4 Conclusions and Future Work

Based on abovementioned understanding, following conclusions can be made:

  1. 1.

    As the first generation of vortex identification, vorticity is a vector, but cannot be used to represent vortex. Vorticity is curl of velocity, but vortex is fluid rotation. They are two different vectors.

  2. 2.

    As the second generation of vortex identification criteria, Q, Δ, λ2, and λci methods are all scalars and thus strongly dependent on the arbitrary thresholds. They cannot show the vortex rotation axis, and are all contaminated by stretching (compression) and shearing.

  3. 3.

    Liutex is the third generation of vortex definition and identification, which is the only quantified and mathematical definition of local fluid rotation or vortex vector.

  4. 4.

    Liutex can give right direction and strength for group fluid rotation or natural vortices. In other words, vortex core is a special Liutex vector, Liutex tube, and concentration of Liutex lines.

  5. 5.

    Liutex vector, line, tube, core lines can all be correctly applied for vortex structure, but vortex structure cannot be visualized by the first and second generations since they are threshold-dependent, not unique, and shear-contaminated.

  6. 6.

    Modified Liutex-Omega method is insensitive to threshold change.

  7. 7.

    Liutex-core-line method is unique, threshold-free, accurate to visualize vortex structure including direction and strength.

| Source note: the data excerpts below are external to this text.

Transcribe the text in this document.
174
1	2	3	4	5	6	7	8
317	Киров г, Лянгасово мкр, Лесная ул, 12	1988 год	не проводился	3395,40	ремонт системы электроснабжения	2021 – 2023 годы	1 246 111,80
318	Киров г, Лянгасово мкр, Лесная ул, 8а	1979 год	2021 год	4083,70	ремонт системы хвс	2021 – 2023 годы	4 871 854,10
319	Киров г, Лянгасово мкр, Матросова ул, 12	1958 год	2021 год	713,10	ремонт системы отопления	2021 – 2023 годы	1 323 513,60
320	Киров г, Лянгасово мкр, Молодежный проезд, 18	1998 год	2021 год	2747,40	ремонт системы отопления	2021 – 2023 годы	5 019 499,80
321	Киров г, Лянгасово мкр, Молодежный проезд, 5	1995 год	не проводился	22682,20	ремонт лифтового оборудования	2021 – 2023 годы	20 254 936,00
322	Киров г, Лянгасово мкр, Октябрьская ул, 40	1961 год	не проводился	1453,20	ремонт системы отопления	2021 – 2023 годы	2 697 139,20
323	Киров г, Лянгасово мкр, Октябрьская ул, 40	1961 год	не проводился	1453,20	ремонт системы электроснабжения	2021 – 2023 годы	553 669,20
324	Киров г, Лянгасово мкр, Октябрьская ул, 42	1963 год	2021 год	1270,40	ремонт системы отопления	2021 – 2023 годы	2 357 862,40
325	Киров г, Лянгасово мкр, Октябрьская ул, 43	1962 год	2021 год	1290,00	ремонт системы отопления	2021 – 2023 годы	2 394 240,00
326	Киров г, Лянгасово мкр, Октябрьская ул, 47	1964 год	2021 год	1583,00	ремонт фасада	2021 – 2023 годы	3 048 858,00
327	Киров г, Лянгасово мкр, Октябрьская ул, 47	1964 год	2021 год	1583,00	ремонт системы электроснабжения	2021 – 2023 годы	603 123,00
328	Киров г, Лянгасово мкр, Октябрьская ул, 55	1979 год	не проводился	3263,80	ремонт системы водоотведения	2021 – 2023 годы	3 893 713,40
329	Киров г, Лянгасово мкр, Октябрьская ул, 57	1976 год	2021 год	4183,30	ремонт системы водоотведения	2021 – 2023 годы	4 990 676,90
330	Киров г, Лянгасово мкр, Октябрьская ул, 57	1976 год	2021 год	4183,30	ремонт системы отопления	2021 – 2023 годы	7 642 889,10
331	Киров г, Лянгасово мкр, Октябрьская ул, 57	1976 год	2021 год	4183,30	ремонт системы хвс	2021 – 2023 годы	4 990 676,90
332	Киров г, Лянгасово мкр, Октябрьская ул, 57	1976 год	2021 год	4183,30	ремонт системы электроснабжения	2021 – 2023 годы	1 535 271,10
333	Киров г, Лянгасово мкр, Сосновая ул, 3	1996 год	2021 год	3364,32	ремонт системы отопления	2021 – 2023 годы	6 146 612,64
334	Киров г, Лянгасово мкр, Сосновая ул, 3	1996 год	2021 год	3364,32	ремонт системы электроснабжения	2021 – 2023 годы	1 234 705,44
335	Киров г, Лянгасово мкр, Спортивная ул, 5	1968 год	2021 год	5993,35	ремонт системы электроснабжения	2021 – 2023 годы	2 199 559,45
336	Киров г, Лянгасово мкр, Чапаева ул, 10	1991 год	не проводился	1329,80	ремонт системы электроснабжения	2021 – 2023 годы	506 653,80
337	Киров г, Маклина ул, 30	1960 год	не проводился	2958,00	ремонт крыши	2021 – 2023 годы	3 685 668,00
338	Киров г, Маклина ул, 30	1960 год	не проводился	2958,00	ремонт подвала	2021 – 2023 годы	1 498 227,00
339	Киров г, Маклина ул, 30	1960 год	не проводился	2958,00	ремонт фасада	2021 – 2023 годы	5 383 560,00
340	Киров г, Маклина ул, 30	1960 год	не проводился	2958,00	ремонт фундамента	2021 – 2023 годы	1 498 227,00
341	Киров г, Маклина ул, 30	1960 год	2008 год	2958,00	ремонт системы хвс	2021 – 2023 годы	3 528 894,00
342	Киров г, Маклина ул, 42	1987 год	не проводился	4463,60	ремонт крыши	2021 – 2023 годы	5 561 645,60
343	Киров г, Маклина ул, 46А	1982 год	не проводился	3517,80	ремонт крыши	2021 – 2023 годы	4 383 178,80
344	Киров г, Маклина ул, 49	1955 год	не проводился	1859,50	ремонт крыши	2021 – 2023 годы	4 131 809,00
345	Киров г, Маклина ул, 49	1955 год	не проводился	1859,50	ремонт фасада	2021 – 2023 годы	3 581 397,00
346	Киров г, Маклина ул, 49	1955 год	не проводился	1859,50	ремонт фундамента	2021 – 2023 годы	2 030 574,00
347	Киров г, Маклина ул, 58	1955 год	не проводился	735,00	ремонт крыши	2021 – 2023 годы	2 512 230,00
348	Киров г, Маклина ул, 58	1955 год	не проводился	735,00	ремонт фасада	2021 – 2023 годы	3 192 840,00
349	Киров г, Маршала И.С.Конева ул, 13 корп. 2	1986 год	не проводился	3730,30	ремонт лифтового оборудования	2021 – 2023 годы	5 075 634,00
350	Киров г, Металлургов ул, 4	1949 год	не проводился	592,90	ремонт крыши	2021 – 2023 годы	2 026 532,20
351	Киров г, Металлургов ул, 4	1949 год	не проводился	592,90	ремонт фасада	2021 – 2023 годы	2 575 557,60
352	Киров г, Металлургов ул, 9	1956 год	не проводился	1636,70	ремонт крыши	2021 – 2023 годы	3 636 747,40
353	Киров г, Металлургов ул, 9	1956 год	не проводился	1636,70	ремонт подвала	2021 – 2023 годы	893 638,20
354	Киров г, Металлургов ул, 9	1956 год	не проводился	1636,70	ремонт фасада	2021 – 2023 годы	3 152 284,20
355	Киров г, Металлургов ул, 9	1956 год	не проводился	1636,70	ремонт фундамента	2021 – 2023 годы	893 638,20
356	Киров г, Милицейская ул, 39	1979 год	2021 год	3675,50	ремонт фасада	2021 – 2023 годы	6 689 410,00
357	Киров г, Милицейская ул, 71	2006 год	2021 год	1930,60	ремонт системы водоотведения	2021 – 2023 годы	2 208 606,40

Future research should integrate mathematical analysis, direct measurements, and numerical simulations to advance the knowledge and understanding of vortex structure and evolution. These advancements will improve vortex identification and quantification methods. The new vortex identification methods are accurate, unique, and threshold-free and will be used to formulate Liutex dynamics for quantified research on vortex and turbulence. The Liutex similarity will provide a powerful tool for studying turbulence structure and developing a reliable sub-grid model of LES. The results from future research will lead to quantified research of turbulence generation and sustenance and pave the way for developing new governing equations using Liutex, which may enhance turbulence calculations and modeling. These outcomes will significantly impact basic mathematics and fundamental fluid mechanics by introducing a new definition of vortex into turbulence research. New fluid kinematics can be established using the Liutex theoretical system to replace existing fluid kinematics and possibly launch new turbulence dynamics.